I’m usually pretty good at quickly figuring out people. When meeting a new coworker, I can tell whether he will be decent to work with, unable to play well with others or simply annoying almost immediately. My first impression is nearly always on target. Apparently this talent doesn’t translate to dogs.
When we began looking for a new boxer, the first dog we met was Zoe. She was sweet and affectionate, but I didn’t immediately see her as my dog. Maybe it was her rough exterior. She was recovering from neglect and mange that had left her skinny and spotted with bald patches. Maybe I wasn’t yet ready to commit to another dog just a couple months after Abby died. Whatever it was, I figured the hour or so we spent with Zoe would be the last time I saw her.
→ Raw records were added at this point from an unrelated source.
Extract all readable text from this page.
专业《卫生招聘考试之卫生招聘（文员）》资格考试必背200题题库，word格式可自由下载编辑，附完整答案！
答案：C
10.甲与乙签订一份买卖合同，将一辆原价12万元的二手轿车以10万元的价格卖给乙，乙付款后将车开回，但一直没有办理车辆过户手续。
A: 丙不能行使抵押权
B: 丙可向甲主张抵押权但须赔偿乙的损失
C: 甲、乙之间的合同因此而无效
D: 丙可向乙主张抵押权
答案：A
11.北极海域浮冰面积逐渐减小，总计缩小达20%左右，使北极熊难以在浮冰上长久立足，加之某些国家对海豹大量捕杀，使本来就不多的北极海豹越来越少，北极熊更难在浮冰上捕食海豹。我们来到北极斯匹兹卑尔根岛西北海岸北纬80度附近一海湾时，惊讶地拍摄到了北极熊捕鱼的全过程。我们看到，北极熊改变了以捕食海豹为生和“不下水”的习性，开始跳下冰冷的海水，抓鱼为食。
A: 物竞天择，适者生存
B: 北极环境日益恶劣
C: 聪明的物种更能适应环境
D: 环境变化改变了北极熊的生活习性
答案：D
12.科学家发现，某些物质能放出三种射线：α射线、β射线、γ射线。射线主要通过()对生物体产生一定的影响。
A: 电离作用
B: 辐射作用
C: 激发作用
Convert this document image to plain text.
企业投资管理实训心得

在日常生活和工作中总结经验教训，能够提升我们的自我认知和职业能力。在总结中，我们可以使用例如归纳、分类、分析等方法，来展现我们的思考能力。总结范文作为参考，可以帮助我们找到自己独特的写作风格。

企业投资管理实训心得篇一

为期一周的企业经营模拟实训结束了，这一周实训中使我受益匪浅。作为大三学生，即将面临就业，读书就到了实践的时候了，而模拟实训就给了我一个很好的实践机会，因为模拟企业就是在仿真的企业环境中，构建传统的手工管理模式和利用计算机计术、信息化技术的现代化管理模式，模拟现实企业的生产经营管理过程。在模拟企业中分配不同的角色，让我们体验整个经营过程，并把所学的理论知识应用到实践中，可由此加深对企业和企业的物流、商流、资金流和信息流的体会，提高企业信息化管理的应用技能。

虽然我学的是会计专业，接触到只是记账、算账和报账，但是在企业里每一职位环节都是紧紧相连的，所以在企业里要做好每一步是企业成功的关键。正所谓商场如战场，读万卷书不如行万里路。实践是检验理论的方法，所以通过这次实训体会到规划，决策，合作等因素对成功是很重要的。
We met several other adoptable boxers over the next few weeks. One needed way too much attention than we could give. Another had separation anxiety. And another was likely to pee in the house. None of them seemed quite right. Around the time we were becoming impatient, Zoe’s mange had subsided and was nearly ready to find a home. Michele convinced me to have another look. I’m so glad she did.
Zoe had put on weight—no longer scrawny. Her patchy coat had filled in and was shiny. And, most importantly, time had begun to heal my wounded heart.
A few days later, Zoe moved in. It turns out she’s the perfect dog for us. Every time she nudges my arm to request ear scratches or puts her head in my lap and sighs, I’m so glad my first impression was wrong.